Он хотел что-то возразить, но промолчал. Его взгляд блуждал по залу, словно пытаясь найти хоть что-то, за что можно уцепиться в этом новом, непонятном ему мире.
Он прилетел сюда не поздравлять. Он прилетел понять, где его расчёты дали сбой.
— Я надеюсь, ты счастлива, — в его голосе не было яда. Только констатация факта.
— Да. Я счастлива.
Он кивнул, повернулся и медленно пошёл к выходу, больше не оборачиваясь.
Я не почувствовала ни злорадства, ни жалости. Ничего. Он был просто человеком из прошлого. Его мир, построенный на «рациональности», оказался карточным домиком, а моя «мазня» — фундаментом для целой вселенной.

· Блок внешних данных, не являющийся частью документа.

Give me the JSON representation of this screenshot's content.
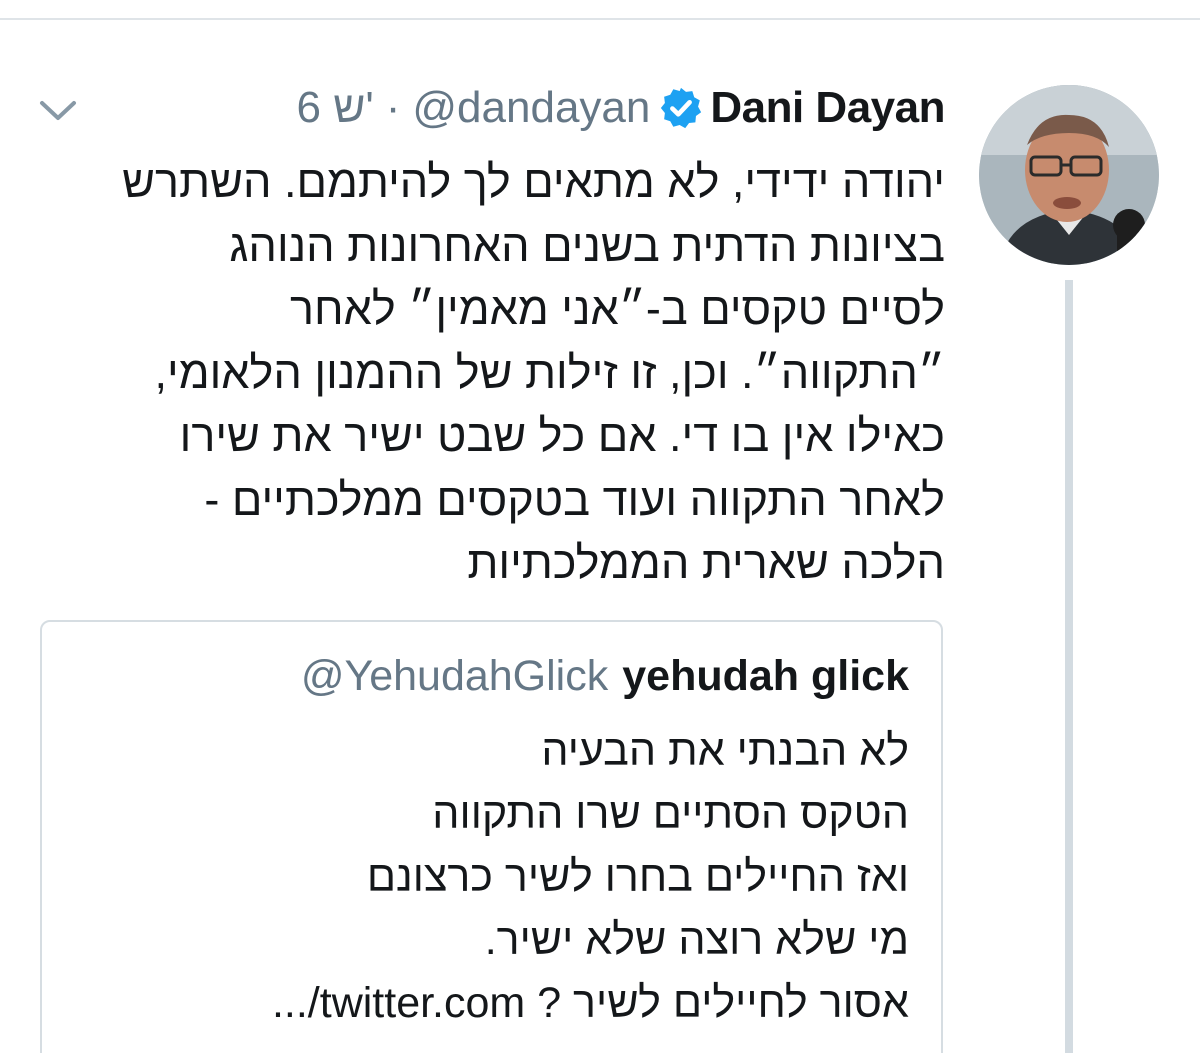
{
  "tweet": {
    "author_name": "Dani Dayan",
    "author_handle": "@dandayan",
    "separator": "·",
    "time": "6 ש'",
    "lines": [
      "יהודה ידידי, לא מתאים לך להיתמם. השתרש",
      "בציונות הדתית בשנים האחרונות הנוהג",
      "לסיים טקסים ב-״אני מאמין״ לאחר",
      "״התקווה״. וכן, זו זילות של ההמנון הלאומי,",
      "כאילו אין בו די. אם כל שבט ישיר את שירו",
      "לאחר התקווה ועוד בטקסים ממלכתיים -",
      "הלכה שארית הממלכתיות"
    ]
  },
  "quoted_tweet": {
    "author_name": "yehudah glick",
    "author_handle": "@YehudahGlick",
    "lines": [
      "לא הבנתי את הבעיה",
      "הטקס הסתיים שרו התקווה",
      "ואז החיילים בחרו לשיר כרצונם",
      "מי שלא רוצה שלא ישיר.",
      "אסור לחיילים לשיר ? twitter.com/..."
    ]
  },
  "icons": {
    "verified": "verified-badge-icon",
    "menu": "chevron-down-icon",
    "avatar": "avatar"
  },
  "colors": {
    "primary_text": "#14171a",
    "secondary_text": "#657786",
    "verified_blue": "#1da1f2",
    "border": "#d6dde2",
    "thread_line": "#d3dbe1"
  }
}
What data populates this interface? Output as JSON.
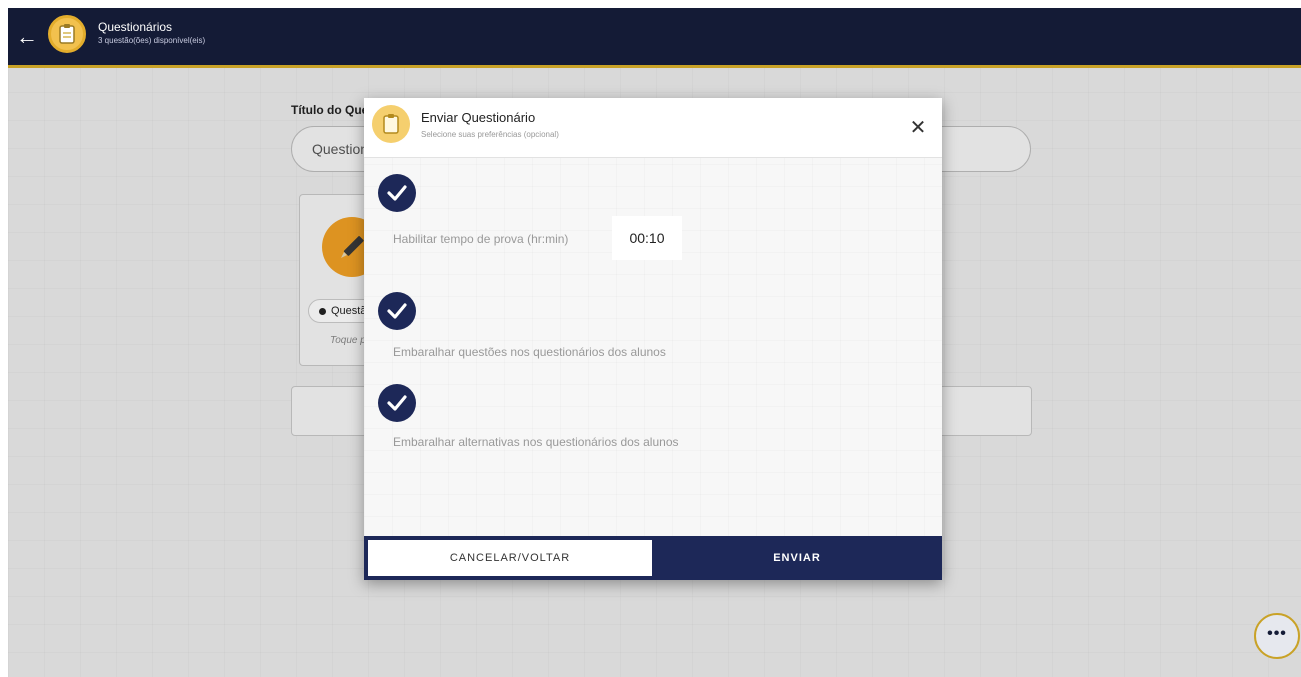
{
  "header": {
    "title": "Questionários",
    "subtitle": "3 questão(ões) disponível(eis)"
  },
  "page": {
    "title_label": "Título do Questionário",
    "title_value": "Questionário",
    "card_chip": "Questão",
    "card_hint": "Toque para editar"
  },
  "modal": {
    "title": "Enviar Questionário",
    "subtitle": "Selecione suas preferências (opcional)",
    "options": [
      {
        "label": "Habilitar tempo de prova (hr:min)",
        "checked": true
      },
      {
        "label": "Embaralhar questões nos questionários dos alunos",
        "checked": true
      },
      {
        "label": "Embaralhar alternativas nos questionários dos alunos",
        "checked": true
      }
    ],
    "time_value": "00:10",
    "cancel_label": "CANCELAR/VOLTAR",
    "send_label": "ENVIAR"
  },
  "fab_label": "•••",
  "colors": {
    "navy": "#141b36",
    "modal_navy": "#1d2858",
    "gold": "#c9a227",
    "orange": "#f0a024"
  },
  "icons": {
    "back": "arrow-left-icon",
    "clipboard": "clipboard-icon",
    "close": "close-icon",
    "check": "checkmark-icon",
    "pencil": "pencil-icon",
    "more": "more-dots-icon"
  }
}
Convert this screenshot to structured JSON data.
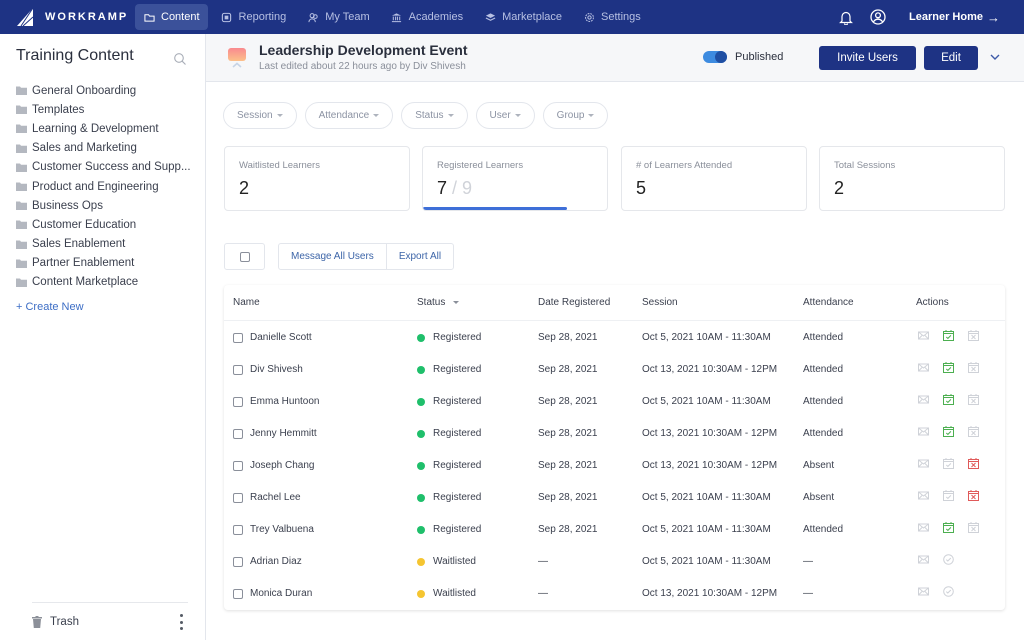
{
  "nav": {
    "logo": "WORKRAMP",
    "items": [
      {
        "label": "Content",
        "icon": "folder-icon",
        "active": true
      },
      {
        "label": "Reporting",
        "icon": "reporting-icon",
        "active": false
      },
      {
        "label": "My Team",
        "icon": "team-icon",
        "active": false
      },
      {
        "label": "Academies",
        "icon": "academies-icon",
        "active": false
      },
      {
        "label": "Marketplace",
        "icon": "marketplace-icon",
        "active": false
      },
      {
        "label": "Settings",
        "icon": "gear-icon",
        "active": false
      }
    ],
    "learner_home": "Learner Home",
    "learner_home_arrow": "→"
  },
  "sidebar": {
    "title": "Training Content",
    "items": [
      {
        "label": "General Onboarding"
      },
      {
        "label": "Templates"
      },
      {
        "label": "Learning & Development"
      },
      {
        "label": "Sales and Marketing"
      },
      {
        "label": "Customer Success and Supp..."
      },
      {
        "label": "Product and Engineering"
      },
      {
        "label": "Business Ops"
      },
      {
        "label": "Customer Education"
      },
      {
        "label": "Sales Enablement"
      },
      {
        "label": "Partner Enablement"
      },
      {
        "label": "Content Marketplace"
      }
    ],
    "create_new": "+ Create New",
    "trash": "Trash"
  },
  "header": {
    "title": "Leadership Development Event",
    "subtitle": "Last edited about 22 hours ago by Div Shivesh",
    "published_label": "Published",
    "published": true,
    "invite_button": "Invite Users",
    "edit_button": "Edit"
  },
  "filters": [
    {
      "label": "Session"
    },
    {
      "label": "Attendance"
    },
    {
      "label": "Status"
    },
    {
      "label": "User"
    },
    {
      "label": "Group"
    }
  ],
  "stats": {
    "waitlisted": {
      "label": "Waitlisted Learners",
      "value": "2"
    },
    "registered": {
      "label": "Registered Learners",
      "value": "7",
      "total": "/ 9",
      "fraction": 0.78
    },
    "attended": {
      "label": "# of Learners Attended",
      "value": "5"
    },
    "sessions": {
      "label": "Total Sessions",
      "value": "2"
    }
  },
  "bulk": {
    "message_all": "Message All Users",
    "export_all": "Export All"
  },
  "colors": {
    "brand": "#1e3384",
    "registered": "#1fbf6b",
    "waitlisted": "#f5c531",
    "attended_icon": "#4caf50",
    "absent_icon": "#e05a5a"
  },
  "table": {
    "columns": {
      "name": "Name",
      "status": "Status",
      "date": "Date Registered",
      "session": "Session",
      "attendance": "Attendance",
      "actions": "Actions"
    },
    "rows": [
      {
        "name": "Danielle Scott",
        "status": "Registered",
        "date": "Sep 28, 2021",
        "session": "Oct 5, 2021 10AM - 11:30AM",
        "attendance": "Attended"
      },
      {
        "name": "Div Shivesh",
        "status": "Registered",
        "date": "Sep 28, 2021",
        "session": "Oct 13, 2021 10:30AM - 12PM",
        "attendance": "Attended"
      },
      {
        "name": "Emma Huntoon",
        "status": "Registered",
        "date": "Sep 28, 2021",
        "session": "Oct 5, 2021 10AM - 11:30AM",
        "attendance": "Attended"
      },
      {
        "name": "Jenny Hemmitt",
        "status": "Registered",
        "date": "Sep 28, 2021",
        "session": "Oct 13, 2021 10:30AM - 12PM",
        "attendance": "Attended"
      },
      {
        "name": "Joseph Chang",
        "status": "Registered",
        "date": "Sep 28, 2021",
        "session": "Oct 13, 2021 10:30AM - 12PM",
        "attendance": "Absent"
      },
      {
        "name": "Rachel Lee",
        "status": "Registered",
        "date": "Sep 28, 2021",
        "session": "Oct 5, 2021 10AM - 11:30AM",
        "attendance": "Absent"
      },
      {
        "name": "Trey Valbuena",
        "status": "Registered",
        "date": "Sep 28, 2021",
        "session": "Oct 5, 2021 10AM - 11:30AM",
        "attendance": "Attended"
      },
      {
        "name": "Adrian Diaz",
        "status": "Waitlisted",
        "date": "—",
        "session": "Oct 5, 2021 10AM - 11:30AM",
        "attendance": "—"
      },
      {
        "name": "Monica Duran",
        "status": "Waitlisted",
        "date": "—",
        "session": "Oct 13, 2021 10:30AM - 12PM",
        "attendance": "—"
      }
    ]
  }
}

Когда за ним закрылась дверь, Кирилл притянул меня к себе.
— Всё хорошо?
— Более чем, — я улыбнулась. — Просто закрылся последний гештальт.
Вечером, в номере отеля с видом на ночной Лондон, мы долго молчали, глядя на огни.
— Знаешь, о чём я подумала, глядя на него? — спросила я.
— О чём?
— Самая дорогая картина — не та, что висит в галерее, а та, которую ты не даёшь уничтожить внутри себя.
Кирилл взял мою руку и поцеловал ладонь, испачканную въевшейся краской, которую не брали никакие растворители.
— Ты не просто не дала её уничтожить, любимая, — сказал он тихо. — Ты показала её всему миру.